Once my sea sickness had disappeared, I found sleeping on a fishing boat to be very comfortable. A little bit too comfortable, in fact…
‘Tuesday 13th November
Course – 228°
09:00 – The battery on my phone died – It’s taken me nearly half an hour to figure out whether it’s Monday, or still Tuesday…
I’m not sure if it’s an advantage or a disadvantage, I suppose it depends on how you look at it? But sleeping on this boat has its issues. When I’m at home, I usually only ever go to bed when I’m tired and I rarely lie-in – once I’m awake, I’m awake, and I get out of bed, even if it’s just to sit and watch the news (Jeremy Kyle)
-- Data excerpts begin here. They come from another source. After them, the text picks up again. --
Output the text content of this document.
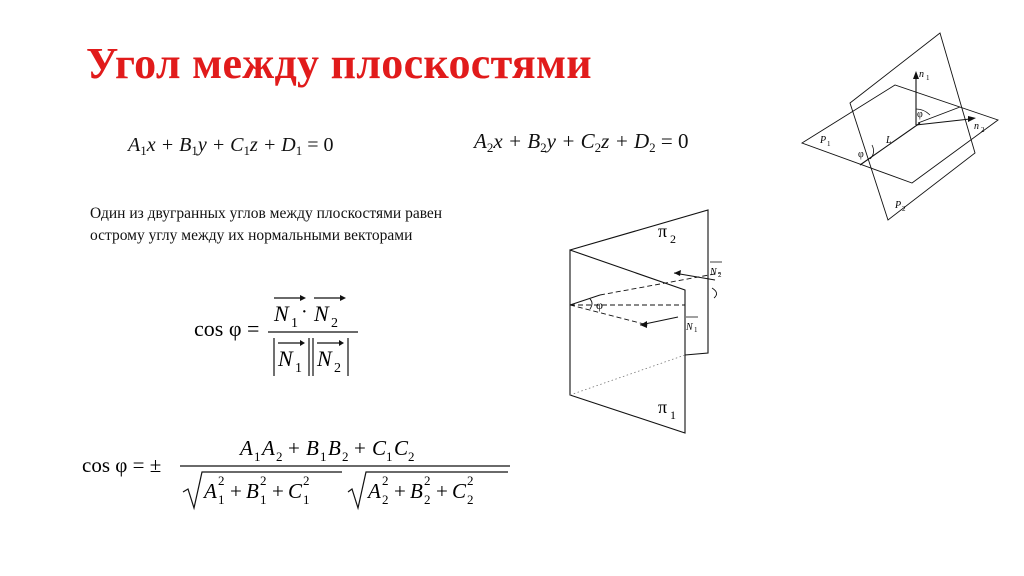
Угол между плоскостями
$A_1x + B_1y + C_1z + D_1 = 0$	$A_2x + B_2y + C_2z + D_2 = 0$
Один из двугранных углов между плоскостями равен
острому углу между их нормальными векторами
cos φ =
N 1
· N 2
N 1 N 2
cos φ = ±
A 1 A 2 + B 1 B 2 + C 1 C 2
A 1
2 + B 1
2 + C 1
2	A 2
2 + B 2
2 + C 2
2
φ
π 2
π 1
N 2
N 1
P 1
P 2
n 1
n 2
L
φ
φ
In my cabin, with the lights off, there is absolute darkness, total pitch black. Add to this the constant, unrelenting throbbing and rattling created by the large diesel engine and what you have is a womb-like state which is surprisingly conducive to deep sleep.
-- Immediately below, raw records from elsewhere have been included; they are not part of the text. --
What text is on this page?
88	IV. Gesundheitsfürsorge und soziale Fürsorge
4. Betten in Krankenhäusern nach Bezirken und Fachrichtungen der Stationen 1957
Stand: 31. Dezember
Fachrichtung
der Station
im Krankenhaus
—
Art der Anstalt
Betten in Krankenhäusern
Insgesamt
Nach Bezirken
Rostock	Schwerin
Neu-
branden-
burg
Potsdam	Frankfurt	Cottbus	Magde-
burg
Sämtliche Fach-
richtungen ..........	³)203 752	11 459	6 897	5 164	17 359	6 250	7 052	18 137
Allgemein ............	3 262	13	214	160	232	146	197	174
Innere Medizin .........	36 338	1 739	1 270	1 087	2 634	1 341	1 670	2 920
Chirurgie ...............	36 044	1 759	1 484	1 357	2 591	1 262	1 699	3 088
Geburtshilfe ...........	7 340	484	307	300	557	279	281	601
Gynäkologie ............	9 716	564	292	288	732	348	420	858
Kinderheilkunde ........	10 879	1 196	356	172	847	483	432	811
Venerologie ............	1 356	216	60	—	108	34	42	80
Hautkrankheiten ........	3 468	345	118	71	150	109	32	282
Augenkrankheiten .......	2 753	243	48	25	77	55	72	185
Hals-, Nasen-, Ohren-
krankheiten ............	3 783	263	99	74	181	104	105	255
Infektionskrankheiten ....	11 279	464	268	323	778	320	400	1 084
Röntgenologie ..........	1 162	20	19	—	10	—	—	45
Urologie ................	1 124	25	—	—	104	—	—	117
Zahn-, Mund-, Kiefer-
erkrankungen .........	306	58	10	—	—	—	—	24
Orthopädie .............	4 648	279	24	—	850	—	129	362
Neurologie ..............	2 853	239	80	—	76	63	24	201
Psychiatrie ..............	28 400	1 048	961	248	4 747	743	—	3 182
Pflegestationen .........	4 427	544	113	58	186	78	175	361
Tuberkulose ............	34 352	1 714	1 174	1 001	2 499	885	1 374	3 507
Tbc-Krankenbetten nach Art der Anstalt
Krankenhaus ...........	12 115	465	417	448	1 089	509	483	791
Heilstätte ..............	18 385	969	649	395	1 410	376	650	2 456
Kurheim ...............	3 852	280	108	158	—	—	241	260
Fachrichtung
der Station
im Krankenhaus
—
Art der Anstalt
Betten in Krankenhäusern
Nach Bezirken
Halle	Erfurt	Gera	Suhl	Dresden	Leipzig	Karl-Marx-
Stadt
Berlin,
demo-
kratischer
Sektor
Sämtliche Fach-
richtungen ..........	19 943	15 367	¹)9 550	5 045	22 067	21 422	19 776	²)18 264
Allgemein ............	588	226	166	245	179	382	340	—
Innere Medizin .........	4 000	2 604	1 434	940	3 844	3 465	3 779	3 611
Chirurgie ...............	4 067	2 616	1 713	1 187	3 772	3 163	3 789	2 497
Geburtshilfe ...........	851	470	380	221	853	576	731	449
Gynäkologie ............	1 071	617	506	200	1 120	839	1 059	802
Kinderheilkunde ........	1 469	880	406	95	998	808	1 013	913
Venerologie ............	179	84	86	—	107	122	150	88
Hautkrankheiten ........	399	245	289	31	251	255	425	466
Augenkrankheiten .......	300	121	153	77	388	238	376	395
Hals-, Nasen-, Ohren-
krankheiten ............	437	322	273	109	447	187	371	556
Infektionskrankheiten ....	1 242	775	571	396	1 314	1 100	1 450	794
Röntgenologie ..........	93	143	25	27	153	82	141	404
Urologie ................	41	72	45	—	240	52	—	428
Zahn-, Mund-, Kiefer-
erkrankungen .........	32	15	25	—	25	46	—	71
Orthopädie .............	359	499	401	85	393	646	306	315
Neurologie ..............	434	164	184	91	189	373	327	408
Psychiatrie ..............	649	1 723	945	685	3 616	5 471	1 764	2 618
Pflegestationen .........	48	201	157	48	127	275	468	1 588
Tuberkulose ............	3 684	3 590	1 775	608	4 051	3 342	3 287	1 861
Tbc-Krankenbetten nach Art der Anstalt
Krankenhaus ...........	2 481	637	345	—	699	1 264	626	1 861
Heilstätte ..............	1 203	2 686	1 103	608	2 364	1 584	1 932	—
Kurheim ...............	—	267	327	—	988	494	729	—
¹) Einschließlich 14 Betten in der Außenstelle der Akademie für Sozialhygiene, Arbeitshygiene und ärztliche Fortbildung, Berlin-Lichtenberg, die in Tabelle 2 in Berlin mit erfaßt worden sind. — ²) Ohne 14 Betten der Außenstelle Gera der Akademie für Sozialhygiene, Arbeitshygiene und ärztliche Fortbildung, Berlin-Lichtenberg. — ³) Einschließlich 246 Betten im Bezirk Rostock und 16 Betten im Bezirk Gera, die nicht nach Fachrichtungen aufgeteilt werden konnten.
I went to my bunk at 17:00 yesterday and woke up at 06:00 this morning – that’s 13-hours of virtually unbroken sleep, which is unheard of for me. When I did wake-up, I had no idea what time it was, literally, not a clue to the nearest day. I have tried setting alarms, but my phone invariably disappears down between the mattress and the bunk frame, and even with it next to my head, I don’t hear it over the ambient noise. And yesterday at 5 pm I went for a ‘quick lie down’ with an uncharged iPhone.
In the galley, the crew are in their bunks, I’m watching ‘Aliens’ and trying to convince myself that I haven’t missed anything while doing an impersonation of The Dormouse. But I have’
After a while, I got to a point that I felt a bit guilty when I wasn’t taking photos but everyone else was still working. When the crew were in bed, there really was very little to photograph, so I’d either go to bed myself and end-up in hyper-sleep, or I’d sit in the galley watching movies and documentaries on satellite tv.